Rationale: Although arterial oxygen concentration decreases in obese subjects, the mechanism for this remains to be determined.
Objectives: The blood gas level in each pulmonary vein (PV) was measured in supine subjects with diverse body mass index (BMI) values, to determine whether there was a regional insufficiency in gas exchange depending on the subject's BMI.
Methods: Forty subjects with normal cardiopulmonary function who underwent a catheter ablation for atrial fibrillation were included. Before delivering any radiofrequency energy application, blood samples were obtained from each of the four PVs during physiologic breathing in a supine position to measure the PO2 and PCO2 values. Spirometry and ventilation/perfusion lung scintigraphy were also performed.

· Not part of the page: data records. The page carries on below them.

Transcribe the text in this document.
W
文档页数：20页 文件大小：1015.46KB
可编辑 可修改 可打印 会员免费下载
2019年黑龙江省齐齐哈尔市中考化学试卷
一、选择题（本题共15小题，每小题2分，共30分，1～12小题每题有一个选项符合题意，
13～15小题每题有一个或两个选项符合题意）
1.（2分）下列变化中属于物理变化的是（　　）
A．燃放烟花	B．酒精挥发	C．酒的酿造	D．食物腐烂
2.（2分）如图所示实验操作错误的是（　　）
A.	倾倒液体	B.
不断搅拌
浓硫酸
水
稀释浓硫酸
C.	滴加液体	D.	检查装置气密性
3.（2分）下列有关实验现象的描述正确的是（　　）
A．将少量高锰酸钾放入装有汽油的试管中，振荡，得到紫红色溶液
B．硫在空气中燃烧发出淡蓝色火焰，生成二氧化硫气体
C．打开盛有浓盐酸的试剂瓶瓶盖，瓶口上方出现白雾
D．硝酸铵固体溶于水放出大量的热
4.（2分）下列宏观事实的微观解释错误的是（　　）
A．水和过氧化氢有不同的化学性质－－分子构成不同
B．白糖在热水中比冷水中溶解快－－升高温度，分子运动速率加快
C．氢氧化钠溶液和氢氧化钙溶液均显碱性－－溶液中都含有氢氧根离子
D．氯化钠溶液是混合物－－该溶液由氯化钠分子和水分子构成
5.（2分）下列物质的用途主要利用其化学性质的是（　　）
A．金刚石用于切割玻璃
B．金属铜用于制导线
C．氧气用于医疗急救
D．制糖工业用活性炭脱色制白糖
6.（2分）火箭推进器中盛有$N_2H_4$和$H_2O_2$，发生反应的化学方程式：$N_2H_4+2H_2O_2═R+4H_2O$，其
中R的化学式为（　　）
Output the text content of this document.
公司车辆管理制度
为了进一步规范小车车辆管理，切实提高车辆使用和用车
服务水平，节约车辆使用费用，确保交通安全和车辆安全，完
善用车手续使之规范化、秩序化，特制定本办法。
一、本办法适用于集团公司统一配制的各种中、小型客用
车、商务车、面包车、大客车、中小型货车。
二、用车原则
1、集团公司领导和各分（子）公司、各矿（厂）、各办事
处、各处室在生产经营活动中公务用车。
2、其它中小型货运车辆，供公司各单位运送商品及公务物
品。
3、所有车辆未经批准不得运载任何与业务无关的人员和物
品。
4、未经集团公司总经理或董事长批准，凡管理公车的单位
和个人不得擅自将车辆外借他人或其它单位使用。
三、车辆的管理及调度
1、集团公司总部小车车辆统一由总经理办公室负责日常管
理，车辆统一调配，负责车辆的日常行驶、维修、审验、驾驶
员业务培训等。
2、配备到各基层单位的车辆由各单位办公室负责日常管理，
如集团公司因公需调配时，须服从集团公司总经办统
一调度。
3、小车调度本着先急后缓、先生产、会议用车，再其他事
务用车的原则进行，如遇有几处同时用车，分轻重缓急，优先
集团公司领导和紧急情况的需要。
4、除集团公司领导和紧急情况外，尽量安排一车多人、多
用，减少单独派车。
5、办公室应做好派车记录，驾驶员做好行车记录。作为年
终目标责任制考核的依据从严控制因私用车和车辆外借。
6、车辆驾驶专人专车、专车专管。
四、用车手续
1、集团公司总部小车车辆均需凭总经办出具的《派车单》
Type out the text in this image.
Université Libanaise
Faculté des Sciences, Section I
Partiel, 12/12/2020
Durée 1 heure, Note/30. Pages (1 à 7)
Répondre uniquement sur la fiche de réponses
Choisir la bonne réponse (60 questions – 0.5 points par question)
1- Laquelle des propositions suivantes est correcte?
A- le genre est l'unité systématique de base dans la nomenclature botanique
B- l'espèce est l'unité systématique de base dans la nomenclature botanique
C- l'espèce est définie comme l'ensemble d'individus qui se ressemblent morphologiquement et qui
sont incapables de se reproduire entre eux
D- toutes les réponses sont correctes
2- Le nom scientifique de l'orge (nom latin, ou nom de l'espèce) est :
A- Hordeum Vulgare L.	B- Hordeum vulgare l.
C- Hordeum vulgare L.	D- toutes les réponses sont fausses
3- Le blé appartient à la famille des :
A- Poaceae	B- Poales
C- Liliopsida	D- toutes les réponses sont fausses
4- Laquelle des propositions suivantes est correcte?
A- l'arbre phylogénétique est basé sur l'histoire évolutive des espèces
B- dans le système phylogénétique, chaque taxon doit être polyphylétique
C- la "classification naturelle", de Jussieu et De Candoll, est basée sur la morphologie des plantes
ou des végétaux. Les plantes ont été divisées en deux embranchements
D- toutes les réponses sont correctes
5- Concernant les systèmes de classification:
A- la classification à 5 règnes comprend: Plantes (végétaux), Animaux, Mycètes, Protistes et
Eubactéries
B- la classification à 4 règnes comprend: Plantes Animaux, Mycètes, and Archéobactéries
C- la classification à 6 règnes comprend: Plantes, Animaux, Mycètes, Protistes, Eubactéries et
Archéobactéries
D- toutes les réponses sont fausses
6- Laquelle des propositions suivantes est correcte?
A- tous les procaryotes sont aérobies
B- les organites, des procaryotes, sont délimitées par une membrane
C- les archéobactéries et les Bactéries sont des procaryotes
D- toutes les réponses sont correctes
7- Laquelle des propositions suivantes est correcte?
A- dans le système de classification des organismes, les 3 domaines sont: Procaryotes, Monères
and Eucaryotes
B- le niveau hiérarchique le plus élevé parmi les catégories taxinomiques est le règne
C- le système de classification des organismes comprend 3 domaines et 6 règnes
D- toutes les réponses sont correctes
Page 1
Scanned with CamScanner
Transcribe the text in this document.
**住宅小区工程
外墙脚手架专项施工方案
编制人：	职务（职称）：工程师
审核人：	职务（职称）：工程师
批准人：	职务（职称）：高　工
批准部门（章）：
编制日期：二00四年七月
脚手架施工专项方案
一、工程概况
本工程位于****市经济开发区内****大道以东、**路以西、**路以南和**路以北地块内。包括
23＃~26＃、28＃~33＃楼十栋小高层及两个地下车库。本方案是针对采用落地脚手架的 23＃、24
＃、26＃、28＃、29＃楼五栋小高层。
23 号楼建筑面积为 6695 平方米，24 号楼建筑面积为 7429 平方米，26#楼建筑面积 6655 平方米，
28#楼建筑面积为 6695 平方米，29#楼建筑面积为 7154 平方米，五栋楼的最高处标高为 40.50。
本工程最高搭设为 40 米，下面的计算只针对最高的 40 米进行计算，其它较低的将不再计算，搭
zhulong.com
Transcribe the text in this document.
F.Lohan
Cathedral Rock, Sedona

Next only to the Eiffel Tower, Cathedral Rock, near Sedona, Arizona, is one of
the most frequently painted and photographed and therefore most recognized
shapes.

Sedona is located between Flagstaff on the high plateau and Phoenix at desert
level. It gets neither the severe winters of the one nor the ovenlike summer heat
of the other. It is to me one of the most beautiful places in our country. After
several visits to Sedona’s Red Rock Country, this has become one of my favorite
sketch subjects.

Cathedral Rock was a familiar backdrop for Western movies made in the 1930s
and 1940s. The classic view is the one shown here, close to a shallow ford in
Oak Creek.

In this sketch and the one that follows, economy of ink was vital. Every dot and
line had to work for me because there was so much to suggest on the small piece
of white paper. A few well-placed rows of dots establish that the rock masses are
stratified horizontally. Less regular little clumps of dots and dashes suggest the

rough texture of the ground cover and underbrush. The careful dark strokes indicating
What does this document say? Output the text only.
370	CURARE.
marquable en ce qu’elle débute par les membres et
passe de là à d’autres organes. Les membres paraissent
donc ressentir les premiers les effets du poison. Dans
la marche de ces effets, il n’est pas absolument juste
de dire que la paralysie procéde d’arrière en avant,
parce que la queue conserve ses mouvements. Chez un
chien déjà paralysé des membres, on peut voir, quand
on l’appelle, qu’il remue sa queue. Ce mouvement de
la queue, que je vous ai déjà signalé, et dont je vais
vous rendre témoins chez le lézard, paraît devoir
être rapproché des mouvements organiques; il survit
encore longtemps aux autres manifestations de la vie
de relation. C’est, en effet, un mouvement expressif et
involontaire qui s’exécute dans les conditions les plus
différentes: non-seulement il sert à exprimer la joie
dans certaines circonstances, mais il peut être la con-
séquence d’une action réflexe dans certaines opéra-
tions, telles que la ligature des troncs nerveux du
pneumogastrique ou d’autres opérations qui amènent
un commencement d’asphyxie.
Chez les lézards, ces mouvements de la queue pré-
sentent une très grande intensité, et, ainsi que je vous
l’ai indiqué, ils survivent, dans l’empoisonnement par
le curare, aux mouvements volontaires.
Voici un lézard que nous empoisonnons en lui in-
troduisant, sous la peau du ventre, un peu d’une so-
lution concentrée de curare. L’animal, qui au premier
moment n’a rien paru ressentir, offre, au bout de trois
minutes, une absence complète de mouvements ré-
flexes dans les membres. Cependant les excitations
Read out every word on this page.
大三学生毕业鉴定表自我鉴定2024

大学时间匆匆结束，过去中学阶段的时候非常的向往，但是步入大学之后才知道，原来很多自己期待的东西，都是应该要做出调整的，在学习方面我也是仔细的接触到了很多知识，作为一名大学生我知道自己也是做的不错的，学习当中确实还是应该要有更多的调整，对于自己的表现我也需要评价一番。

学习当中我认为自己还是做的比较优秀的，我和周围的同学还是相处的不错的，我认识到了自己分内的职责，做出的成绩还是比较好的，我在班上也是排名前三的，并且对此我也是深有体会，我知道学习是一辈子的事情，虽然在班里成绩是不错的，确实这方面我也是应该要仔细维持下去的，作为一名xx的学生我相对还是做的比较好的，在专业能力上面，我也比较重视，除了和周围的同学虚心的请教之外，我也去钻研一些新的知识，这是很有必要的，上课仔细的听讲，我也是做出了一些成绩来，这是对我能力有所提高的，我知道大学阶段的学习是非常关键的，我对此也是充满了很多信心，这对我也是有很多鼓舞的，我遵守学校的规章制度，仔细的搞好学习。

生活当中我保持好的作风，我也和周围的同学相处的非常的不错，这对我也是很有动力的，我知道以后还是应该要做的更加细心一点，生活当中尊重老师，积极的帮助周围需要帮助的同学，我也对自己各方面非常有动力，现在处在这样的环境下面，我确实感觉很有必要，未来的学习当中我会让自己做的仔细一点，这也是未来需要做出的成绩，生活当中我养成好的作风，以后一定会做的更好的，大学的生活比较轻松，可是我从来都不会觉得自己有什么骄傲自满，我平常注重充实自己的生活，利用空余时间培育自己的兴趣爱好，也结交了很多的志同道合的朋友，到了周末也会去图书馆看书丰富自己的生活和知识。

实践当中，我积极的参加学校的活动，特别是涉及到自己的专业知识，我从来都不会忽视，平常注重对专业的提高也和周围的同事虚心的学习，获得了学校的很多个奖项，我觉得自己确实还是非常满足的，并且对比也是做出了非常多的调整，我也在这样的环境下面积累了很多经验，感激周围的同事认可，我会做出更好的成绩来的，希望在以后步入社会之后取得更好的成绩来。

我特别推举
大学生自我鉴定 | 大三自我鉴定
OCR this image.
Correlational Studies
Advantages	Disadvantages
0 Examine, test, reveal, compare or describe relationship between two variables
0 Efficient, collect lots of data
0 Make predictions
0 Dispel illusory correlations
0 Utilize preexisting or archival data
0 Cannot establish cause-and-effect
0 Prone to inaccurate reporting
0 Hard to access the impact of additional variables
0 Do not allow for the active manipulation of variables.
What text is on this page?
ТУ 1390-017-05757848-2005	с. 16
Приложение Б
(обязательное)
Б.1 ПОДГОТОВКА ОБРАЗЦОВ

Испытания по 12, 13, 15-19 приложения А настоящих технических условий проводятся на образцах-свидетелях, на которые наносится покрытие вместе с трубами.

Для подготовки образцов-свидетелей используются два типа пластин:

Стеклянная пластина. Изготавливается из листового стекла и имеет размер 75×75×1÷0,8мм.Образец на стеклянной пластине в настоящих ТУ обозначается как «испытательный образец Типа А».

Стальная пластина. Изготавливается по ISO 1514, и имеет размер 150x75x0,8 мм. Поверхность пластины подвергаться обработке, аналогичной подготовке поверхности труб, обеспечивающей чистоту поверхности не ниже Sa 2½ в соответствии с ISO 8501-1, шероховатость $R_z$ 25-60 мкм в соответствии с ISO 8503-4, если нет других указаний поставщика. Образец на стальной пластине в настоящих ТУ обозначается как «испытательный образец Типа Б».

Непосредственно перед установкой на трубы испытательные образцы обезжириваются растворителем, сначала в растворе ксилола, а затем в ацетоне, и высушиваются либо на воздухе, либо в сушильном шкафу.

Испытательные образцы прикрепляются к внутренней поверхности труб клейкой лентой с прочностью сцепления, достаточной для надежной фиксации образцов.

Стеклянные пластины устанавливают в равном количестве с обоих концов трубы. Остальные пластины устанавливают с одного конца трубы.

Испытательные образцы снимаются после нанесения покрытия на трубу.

Measurements and main results: The PO2 value was significantly higher in superior veins than inferior veins (91.8 +/- 13.5, 70.8 +/- 16.3, 92.2 +/- 11.1, and 73.6 +/- 13.7 mm Hg, in the left superior, left inferior, right superior, and right inferior PV, respectively). There was a significant inverse relationship between the PO2 and PCO2 values. Neither the spirometry nor lung scintigraphy could detect any remarkable findings corresponding to the low PO2 values. Among the various clinical characteristics, only the BMI was significantly associated with the decreased PO2 value in the inferior veins.
Conclusions: Hypoxia in obese subjects in a supine position is thus considered to be primarily caused by insufficient gas exchange in the regions of lung linked to the inferior PVs. The inverse relationship between the BMI and PO2 value in the inferior PVs suggests a possible subclinical manifestation of obesity-related respiratory insufficiency.